The first chapter of Dune, by Frank Herbert, contains a fascinating passage in which the Reverend Mother administers a test to the young protagonist, Paul, to determine if he is or is not human. She commands him to put his hand into a box that creates, by “nerve induction” a searing pain. At the same time, she holds a needle to his throat, which is touched with a deadly poison. If he pulls his hand from the box before she gives the word, she will inject him with the poison.

She says that only an animal will pull its hand from the box. A human will keep his hand in the box, because a human can think and choose. Because he is committed to a higher ideal, he will endure momentary pain.

We are never more fully human than when we choose not to be ruled by our baser instincts. When we simply run from pain, or toward pleasure, with no regard for things more precious, we are animals.

It is very important that our heroes be human. At some point, every protagonist will have to pass that test.


I make the rules.

Learning something new, and achieving mastery over a subject, takes the memorization of a bunch of facts. Which is boring. But you reach a point where you can start working with those facts to understand related concepts, and it gets a lot more fun. What’s weird about fiction writing, especially when it involves world-construction, is that the writer not only has to learn all the facts, but he has to decide what they are. “Is there one sun or two? Why? What sort of sense of humor does my protagonist have? Why?”

Once decisions are made, the temptation is to change them, which puts your entire world into a state of continual flux. Elements can be fluid for a time, but once they are solid, they should stay solid, or your mind will literally explode. There are rules, and I have to obey them… even if I made them up myself.

These self-imposed rules cause problems sometimes. Sometimes things don’t seem to fit together. But I find that if I keep at it, the puzzle gets solved.

“When forced to work within a strict framework the imagination is taxed to its utmost–and will produce its richest ideas. Given total freedom the work is likely to sprawl.” –T.S. Eliot

Monty Python already did that.

I’ve been reading articles about avoiding cliches. Some are helpful. Some are not. For example, an article titled 754 Cliches That Writers Should Avoid is not helpful. Just shoot me, why don’t you?

The fact is, this world is full of repetition. Stories usually have a hero, and a bad guy. Pink bunny rabbits are usually innocent, and dragons are usually mean and greedy. You could try to eliminate from your story every possible mention of an archetype. You could write a story about a beautiful actress who leaves New York and moves to Kansas City to fulfill her lifelong dream of working at a Wal-Mart. But I don’t know how great that story would really be.

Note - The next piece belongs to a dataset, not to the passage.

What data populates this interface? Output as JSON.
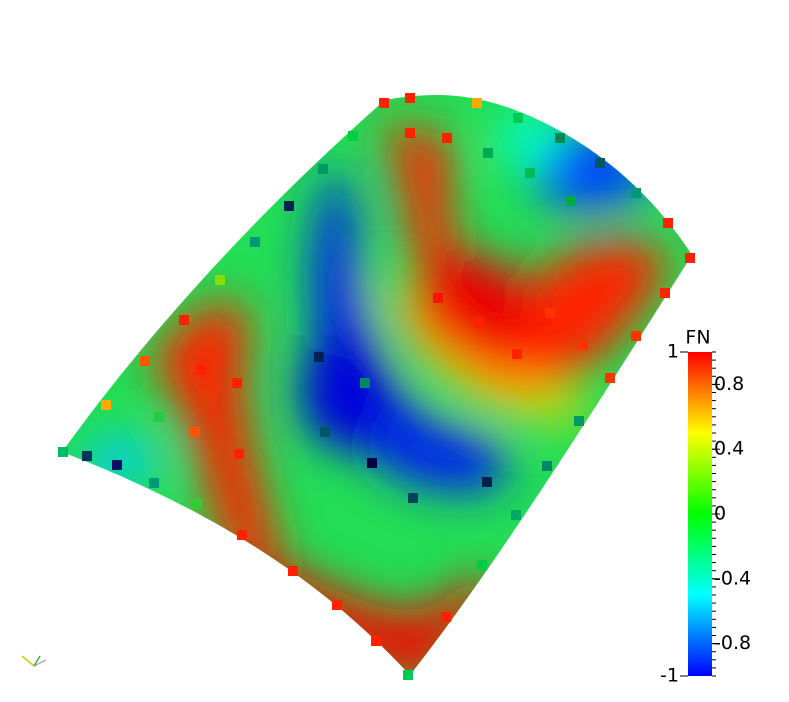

I think the key to defeating cliches is more about the unique presentation of worn themes, rather than their eradication.  Shakespeare’s Much Ado About Nothing is about love, and is a brilliant and funny look at the heart. The movie Love Actually is also about love, and is basically two hours of mind-numbing treacle. (Sorry.) In Jazz, they say, there are no wrong notes, only poor choices. And I think that applies to story-telling as well.

I guess the point is to know the difference between harmless archetypes and repetitive cliches. It’s okay for the pink bunny rabbit to be cute and sweet. It’s even better to make the pink bunny rabbit scorch you with its bionic blue eye. Just don’t give it fangs.